The preceding vehicle recognition portion 22 may acquire the preceding vehicle recognition information via the inter-vehicle communication or may acquire the preceding vehicle recognition information by an external world recognition portion, which is a shape recognition device such as a stereo camera and a laser radar.

Further, the antenna directionality control portion is provided to each of the following vehicle and the preceding vehicle and is configured to dynamically variably control the antenna radio-wave radiation direction in such a manner that it has directionality toward the partner vehicle from each other in FIG. 4, but may be provided to only the following vehicle or only the preceding vehicle. Providing the antenna directionality control portion to both the following vehicle and the preceding vehicle is advantageous because this can make each of them directional in the direction toward the partner vehicle, thereby further enhancing the effect of preventing or reducing the interference with radio waves surrounding it. Further, for example, in a case where the follow control is performed with three or more vehicles connected, the present configuration allows the preceding vehicle to be directionally controlled toward the vehicle following behind it and the second and subsequent following vehicles to be directionally controlled toward the front vehicle.

Further, the present embodiment has been described assuming that the directional antenna and the antenna directionality control portion are included in the communication portion in the above description, but they may be provided as different portions from the communication portion. Externally providing them as different portions can bring about a similar effect independently of the system.
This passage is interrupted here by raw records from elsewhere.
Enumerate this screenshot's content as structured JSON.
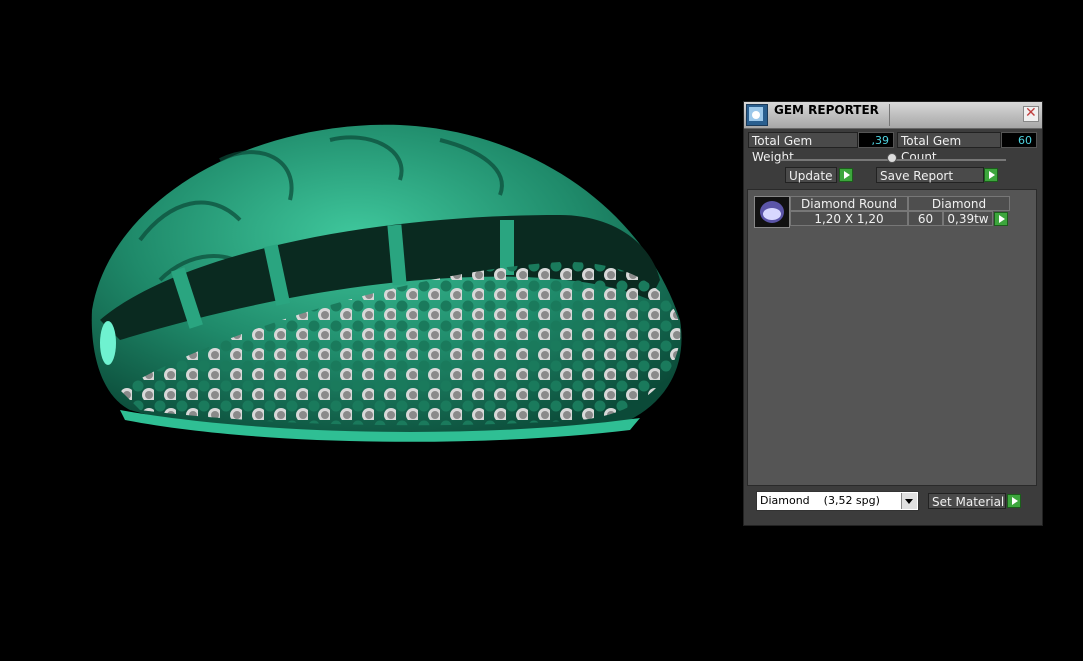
{
  "panel": {
    "title": "GEM REPORTER",
    "total_weight_label": "Total Gem Weight",
    "total_weight_value": ",39",
    "total_count_label": "Total Gem Count",
    "total_count_value": "60",
    "update_label": "Update",
    "save_report_label": "Save Report",
    "set_material_label": "Set Material",
    "material_selected": "Diamond    (3,52 spg)",
    "accent_color": "#3da63d"
  },
  "gems": [
    {
      "shape": "Diamond Round",
      "material": "Diamond",
      "size": "1,20 X 1,20",
      "count": "60",
      "weight": "0,39tw"
    }
  ],
  "model": {
    "type": "jewelry-ring-render",
    "color": "#1f8a6a"
  }
}
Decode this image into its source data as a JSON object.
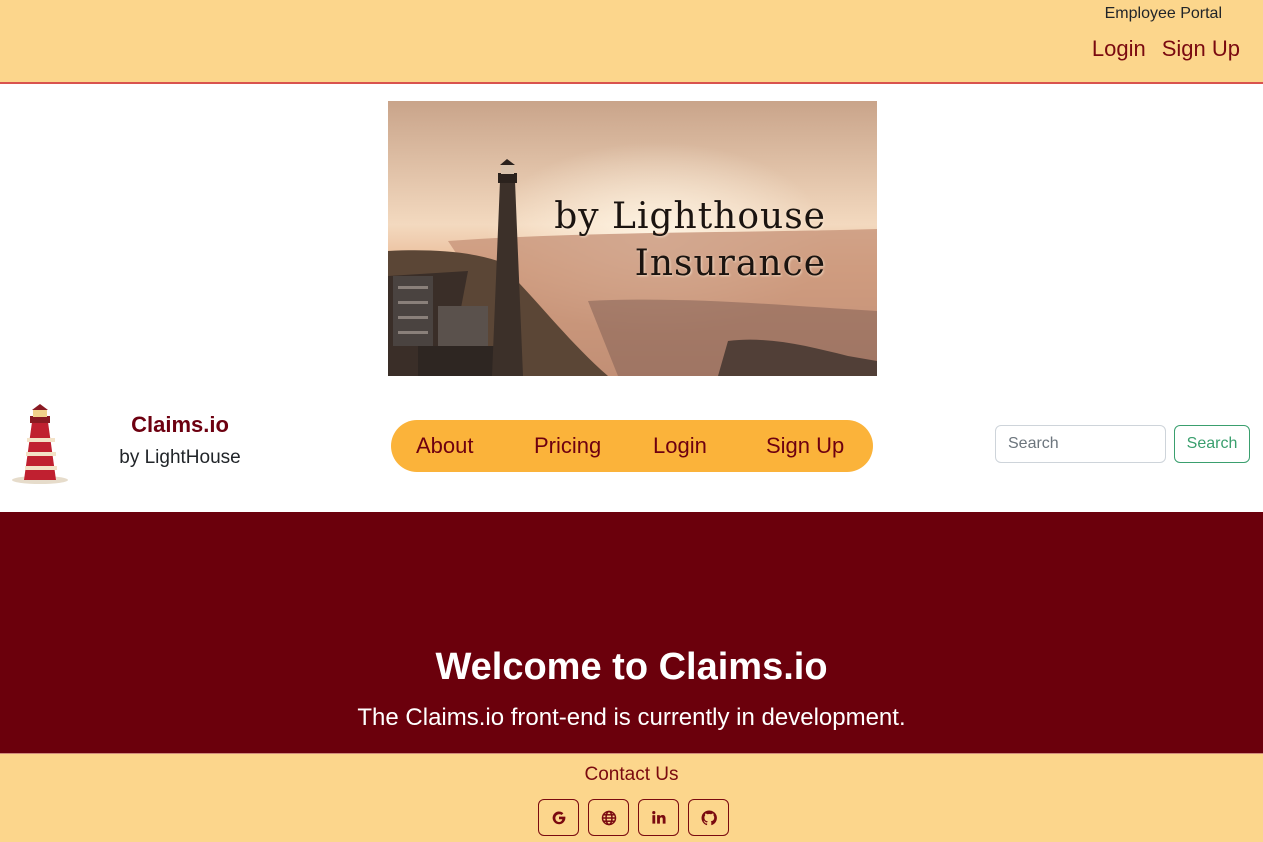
{
  "header": {
    "portal_label": "Employee Portal",
    "login_label": "Login",
    "signup_label": "Sign Up"
  },
  "banner": {
    "line1": "by Lighthouse",
    "line2": "Insurance"
  },
  "brand": {
    "name": "Claims.io",
    "tagline": "by LightHouse"
  },
  "nav": {
    "items": [
      {
        "label": "About"
      },
      {
        "label": "Pricing"
      },
      {
        "label": "Login"
      },
      {
        "label": "Sign Up"
      }
    ]
  },
  "search": {
    "placeholder": "Search",
    "button_label": "Search"
  },
  "hero": {
    "title": "Welcome to Claims.io",
    "subtitle": "The Claims.io front-end is currently in development."
  },
  "footer": {
    "contact_label": "Contact Us",
    "socials": [
      "google-icon",
      "globe-icon",
      "linkedin-icon",
      "github-icon"
    ]
  },
  "colors": {
    "top_bar": "#fcd68c",
    "nav_pill": "#fbb33a",
    "hero_bg": "#6b000c",
    "brand_red": "#6d0010",
    "search_green": "#3a9f6e"
  }
}
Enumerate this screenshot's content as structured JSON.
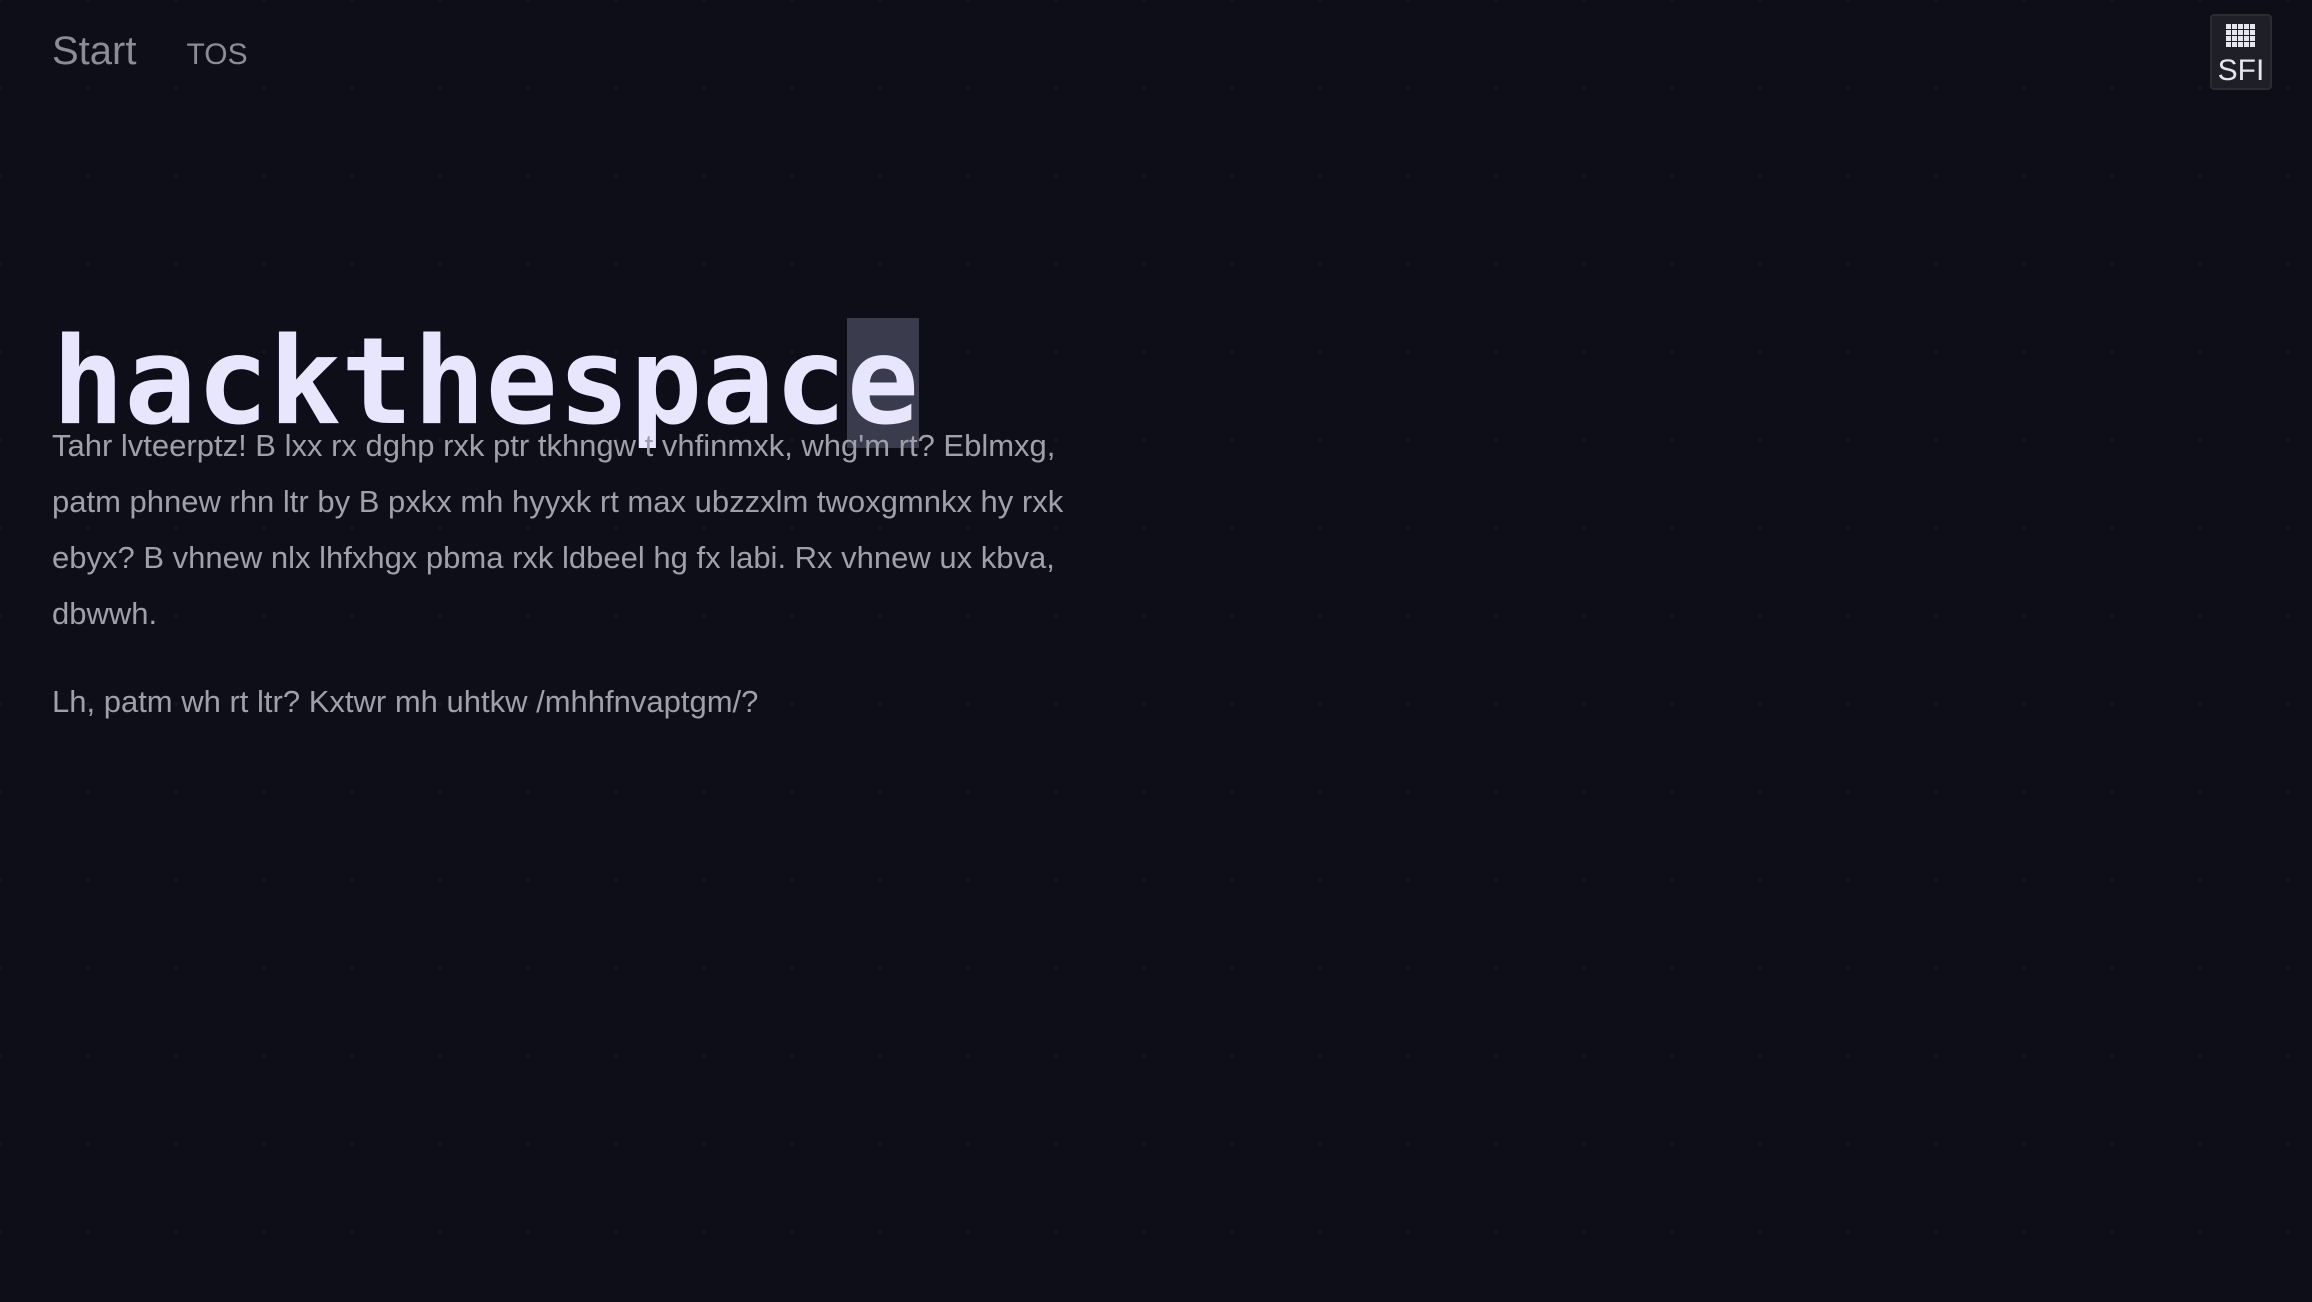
{
  "nav": {
    "start_label": "Start",
    "tos_label": "TOS"
  },
  "logo": {
    "text": "SFI",
    "icon": "grid-dots-icon"
  },
  "hero": {
    "title_main": "hackthespac",
    "title_cursor": "e"
  },
  "content": {
    "paragraph_1": "Tahr lvteerptz! B lxx rx dghp rxk ptr tkhngw t vhfinmxk, whg'm rt? Eblmxg, patm phnew rhn ltr by B pxkx mh hyyxk rt max ubzzxlm twoxgmnkx hy rxk ebyx? B vhnew nlx lhfxhgx pbma rxk ldbeel hg fx labi. Rx vhnew ux kbva, dbwwh.",
    "paragraph_2": "Lh, patm wh rt ltr? Kxtwr mh uhtkw /mhhfnvaptgm/?"
  },
  "colors": {
    "background": "#0d0e18",
    "title": "#e8e6ff",
    "cursor_bg": "#3a3b4d",
    "body_text": "#a0a0aa",
    "nav_text": "#8c8c96"
  }
}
FIG. 5 is a block diagram of another configuration of the preceding vehicle following system according to the embodiment. In FIG. 5, functions similar to FIG. 4 will be identified by the same reference numerals, and descriptions thereof will be omitted. FIG. 5 is different from FIG. 4 in terms of the provision of a relative position information calculation portion to the preceding vehicle. In FIG. 5, the preceding vehicle 1 includes a following vehicle recognition portion 17 and a relative position information calculation portion 18. The following vehicle recognition portion 17 acquires following vehicle recognition information such as the relative distance, the relative speed, and the relative angle to the following vehicle 2. The relative position information calculation portion 18 calculates the relative position information between the following vehicle 2 and the preceding vehicle 1 itself. Then, the antenna directionality control portion 10 of the preceding vehicle 1 dynamically variably controls the antenna radio-wave radiation direction of the directional antenna 16 in such a manner that it has directionality toward the following vehicle 2 based on the calculated relative position information.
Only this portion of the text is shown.